Specifically, in a 10mL non-separated electrolytic tank, an electrode, a 2-methylquinoline compound, a 5-amino-3-methyl-1-phenylpyrazole compound, an electrolyte and a solvent are respectively added into the non-separated electrolytic tank, and the mixture is electrified and stirred for reaction; the amount of the electrolyte substance is 30-120% of the amount of the 2-methylquinoline compound substance. The mass ratio of the 2-methylquinoline compound to the 5-amino-3-methyl-1-phenylpyrazole compound is 1: 1-1: 4. The initial concentration of the 2-methylquinoline compound is 0.05-0.2 mol/L, and the stirring reaction temperature is 0-140 ℃. The electrode is selected from conventional commercially available electrode materials, such as platinum electrodes, carbon electrodes, nickel electrodes, copper electrodes, and the like.

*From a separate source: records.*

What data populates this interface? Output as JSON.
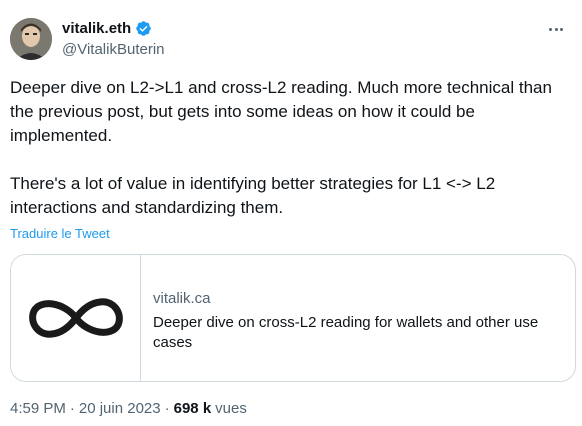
{
  "author": {
    "display_name": "vitalik.eth",
    "handle": "@VitalikButerin"
  },
  "tweet": {
    "paragraph_1": "Deeper dive on L2->L1 and cross-L2 reading. Much more technical than the previous post, but gets into some ideas on how it could be implemented.",
    "paragraph_2": "There's a lot of value in identifying better strategies for L1 <-> L2 interactions and standardizing them.",
    "translate_link": "Traduire le Tweet"
  },
  "card": {
    "domain": "vitalik.ca",
    "title": "Deeper dive on cross-L2 reading for wallets and other use cases",
    "thumbnail_icon": "infinity-icon"
  },
  "meta": {
    "time": "4:59 PM",
    "date": "20 juin 2023",
    "separator": "·",
    "views_count": "698 k",
    "views_label": "vues"
  },
  "colors": {
    "accent": "#1d9bf0",
    "secondary_text": "#536471",
    "border": "#cfd9de"
  }
}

The solution after the reaction was dried by spinning under reduced pressure, and the residue was separated by silica gel column chromatography and passed through a column using petroleum ether/ethyl acetate system as eluent. This is not to say that other eluent systems are not a requirement of the present application, as long as reagents meeting the purpose of elution can be used.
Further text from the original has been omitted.